Implications and Speculation

The paper speaks to two broad implications for the field:

  • Practical Deployment: Given that many deployed DNNs utilize compressed models for efficiency reasons, understanding which portions of data might be adversely affected can inform deployment strategies in sensitive applications, such as healthcare or autonomous systems. Here, a careful balance between model size and performance equity must be struck.
  • Theoretical Insights Regarding Model Capacity: These findings contribute to ongoing discussions about the role of model capacity in DNNs. The analysis suggests that excess parameters may play an essential role in capturing nuanced and less frequent patterns in data, which are often critical for robust generalization to unseen examples.
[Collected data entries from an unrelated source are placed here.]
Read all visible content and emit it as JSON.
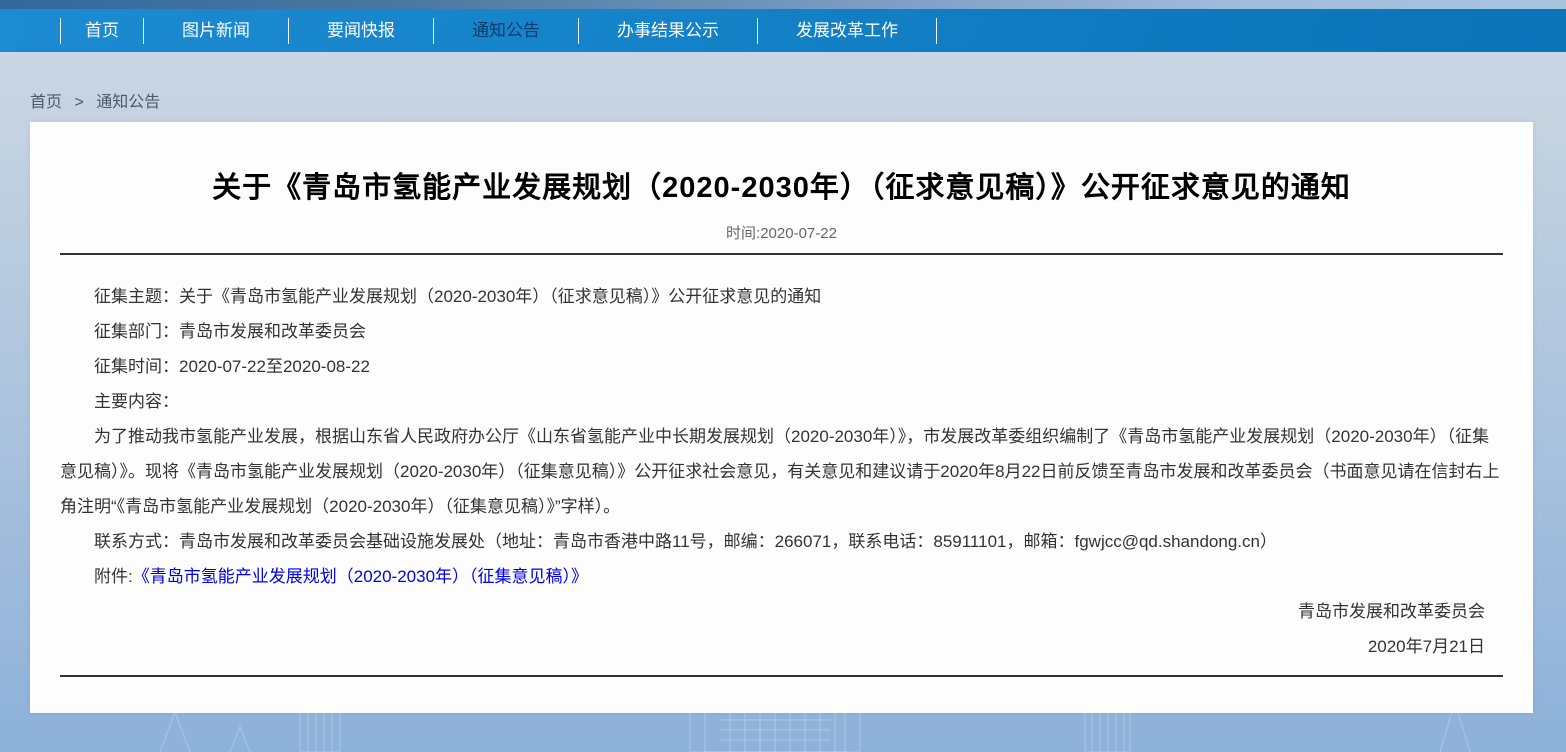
{
  "nav": {
    "items": [
      {
        "label": "首页",
        "active": false
      },
      {
        "label": "图片新闻",
        "active": false
      },
      {
        "label": "要闻快报",
        "active": false
      },
      {
        "label": "通知公告",
        "active": true
      },
      {
        "label": "办事结果公示",
        "active": false
      },
      {
        "label": "发展改革工作",
        "active": false
      }
    ]
  },
  "breadcrumb": {
    "home": "首页",
    "separator": ">",
    "current": "通知公告"
  },
  "article": {
    "title": "关于《青岛市氢能产业发展规划（2020-2030年）（征求意见稿）》公开征求意见的通知",
    "meta_time": "时间:2020-07-22",
    "fields": [
      "征集主题：关于《青岛市氢能产业发展规划（2020-2030年）（征求意见稿）》公开征求意见的通知",
      "征集部门：青岛市发展和改革委员会",
      "征集时间：2020-07-22至2020-08-22",
      "主要内容："
    ],
    "paragraph": "为了推动我市氢能产业发展，根据山东省人民政府办公厅《山东省氢能产业中长期发展规划（2020-2030年）》，市发展改革委组织编制了《青岛市氢能产业发展规划（2020-2030年）（征集意见稿）》。现将《青岛市氢能产业发展规划（2020-2030年）（征集意见稿）》公开征求社会意见，有关意见和建议请于2020年8月22日前反馈至青岛市发展和改革委员会（书面意见请在信封右上角注明“《青岛市氢能产业发展规划（2020-2030年）（征集意见稿）》”字样）。",
    "contact": "联系方式：青岛市发展和改革委员会基础设施发展处（地址：青岛市香港中路11号，邮编：266071，联系电话：85911101，邮箱：fgwjcc@qd.shandong.cn）",
    "attachment_label": "附件:",
    "attachment_link": "《青岛市氢能产业发展规划（2020-2030年）（征集意见稿）》",
    "signature_org": "青岛市发展和改革委员会",
    "signature_date": "2020年7月21日"
  },
  "colors": {
    "nav_background": "#1080c6",
    "nav_text": "#ffffff",
    "nav_active_text": "#0a3c6e",
    "page_background_top": "#cdd8e4",
    "page_background_bottom": "#8db1d9",
    "card_background": "#fdfdfd",
    "link_blue": "#0000e8",
    "body_text": "#333333",
    "meta_text": "#666666"
  }
}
Potential Future Directions

Future research might explore the following avenues:

  • Design of Compression Algorithms: Developing new compression algorithms that explicitly account for and aim to reduce disparate impacts on dataset subgroups could be beneficial. Tools for identifying and mitigating impacts on PIEs could be integrated into existing frameworks.
  • Cross-Domain Analysis: Extending this analysis to domains such as natural language processing or speech recognition may reveal how compression impacts generalize across different types of data and tasks.
  • Fairness and Bias Mitigation: Understanding the intersection between compression and fairness offers fertile ground for additional research, especially given the increasing regulatory attention on AI bias and fairness.

Conclusion: The research pushes the boundaries of understanding the subtleties of neural network compression, offering a framework for assessing the true costs of such efficiency-improving techniques. It invites a re-evaluation of current practices, fostering discussion on how to maintain both performance and fairness in AI systems.